For the first time in my life I had gone to the funeral place by the big river flowing past our home to watch cremation in an open fire. His body was engulfed by that devouring fire. People call it a holy fire. I think it was unholy devouring my brother. “Ashes to ashes”, you come alone and you go alone – a new realization came to me. There would be no marker, no tombstone, and no trace of the deceased. The dead simply vanishes from the scene and erased from our psyche in time.No, it’s still vividly etched in my mind. One can philosophize talking about immortality, reincarnation.
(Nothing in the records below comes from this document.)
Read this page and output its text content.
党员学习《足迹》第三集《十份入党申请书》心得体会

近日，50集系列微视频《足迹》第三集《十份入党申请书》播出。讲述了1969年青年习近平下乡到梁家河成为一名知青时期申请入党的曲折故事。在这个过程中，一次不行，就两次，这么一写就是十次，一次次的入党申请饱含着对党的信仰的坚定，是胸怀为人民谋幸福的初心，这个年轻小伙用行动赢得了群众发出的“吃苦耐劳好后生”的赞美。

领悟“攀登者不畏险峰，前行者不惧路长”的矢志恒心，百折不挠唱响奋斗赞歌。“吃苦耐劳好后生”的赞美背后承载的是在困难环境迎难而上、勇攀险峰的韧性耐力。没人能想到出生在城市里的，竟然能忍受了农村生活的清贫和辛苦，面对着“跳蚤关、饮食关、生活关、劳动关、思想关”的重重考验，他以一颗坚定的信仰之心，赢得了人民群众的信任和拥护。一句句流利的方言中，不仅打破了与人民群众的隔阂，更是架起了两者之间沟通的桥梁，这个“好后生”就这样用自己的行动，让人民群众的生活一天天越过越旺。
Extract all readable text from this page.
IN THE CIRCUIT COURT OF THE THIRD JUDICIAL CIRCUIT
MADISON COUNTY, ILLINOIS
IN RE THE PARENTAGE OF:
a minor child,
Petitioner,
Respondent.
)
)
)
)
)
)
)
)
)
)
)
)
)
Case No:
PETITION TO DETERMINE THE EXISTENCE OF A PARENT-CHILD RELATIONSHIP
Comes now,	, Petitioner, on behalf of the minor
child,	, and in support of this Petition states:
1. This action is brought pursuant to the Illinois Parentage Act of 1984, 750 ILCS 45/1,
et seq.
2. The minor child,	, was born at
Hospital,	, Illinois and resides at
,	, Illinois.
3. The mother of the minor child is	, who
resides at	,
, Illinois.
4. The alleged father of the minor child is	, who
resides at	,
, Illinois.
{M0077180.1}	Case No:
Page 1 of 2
The truth is it is the end. Just like that, my brother was gone. When he was alive, he probably understood (I wondered if he could think) and accepted his life as it was given to him and quietly shouldered injustices life brought to him. I only used to complain about his wetting our bed, but I never had to walk in his shoes (no, he did not even have shoes). After he was gone, I missed his presence at night, his send off from the gate, his welcoming smile, and everything else. I had more room to myself, but it was not the same.